Balanced malt and spice is all the rage


After tasting much of the lineup of this year's winter seasonals, one thing has stood out. Back in the day, the emphasis was on either rich malt or a big spice component. Sierra Nevada's Celebration was one of the few more-balanced offerings with its prominent hop presence. Well, the pendulum has swung back, and more breweries are easing up on the malt or toning down the spice. This is a good thing, overall, when balance wins out over excess. Here are three worthy winter entries:

Anchor Christmas Ale 2011

They've been brewing this special holiday ale since 1975, and though the recipe changes each year, there is a certain continuity in style. This year's version has a deep chestnut color with lots of fruit on the nose--plum, fig, apple, raisin--and lightly spiced hops. Fruitcake flavors (in a good way) lead off, backed by smooth malt, dried fruit and sweet spice. Light pine-laced hops come through on the finish.

New Belgium Snow Day

This brew is a bit different from what I was expecting from this Colorado brewery, considering its penchant for Belgian-style brews. But then, that is an immensely varied category. This black ale offers smoky malt and herb-laced hop aromas. Snow Day has nice piney hops on the palate, with an equal amount of roasted malt, which is all good.

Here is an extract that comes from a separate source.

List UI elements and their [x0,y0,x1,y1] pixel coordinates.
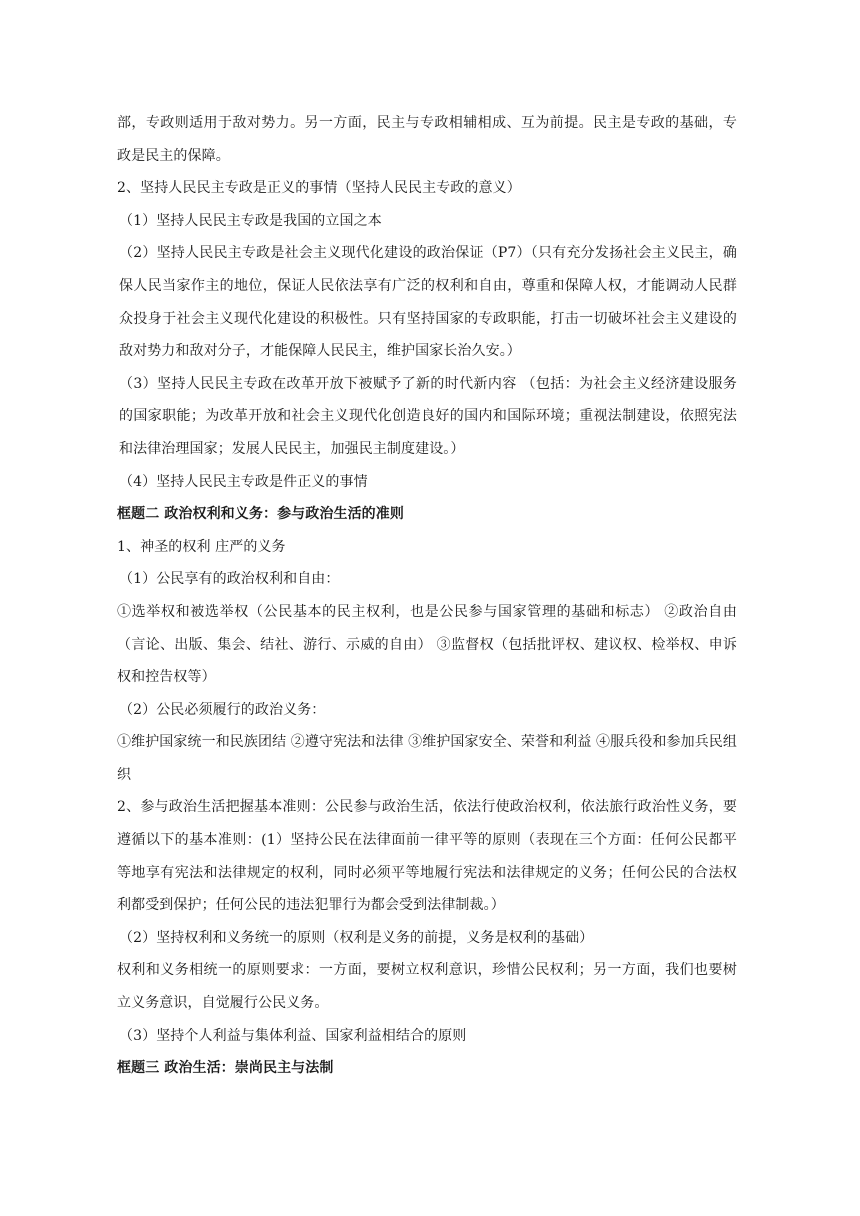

This beer is a lighter style that somehow misses the mark a bit for winter, but it's still an enjoyable brew.

Ninkasi Sleigh'r Dark Double Alt Ale

Balance is definitely the key with this beer--it's an ebony pour with a rich tan head, and the aromas combine piney hops with spicy malt. There are luscious dark fruit flavors up front with a good core of sweet and toasty malt. You get nice touches of spice (something like pumpkin pie) and hops that are omnipresent but never overwhelming. This is a very satisfying winter warmer.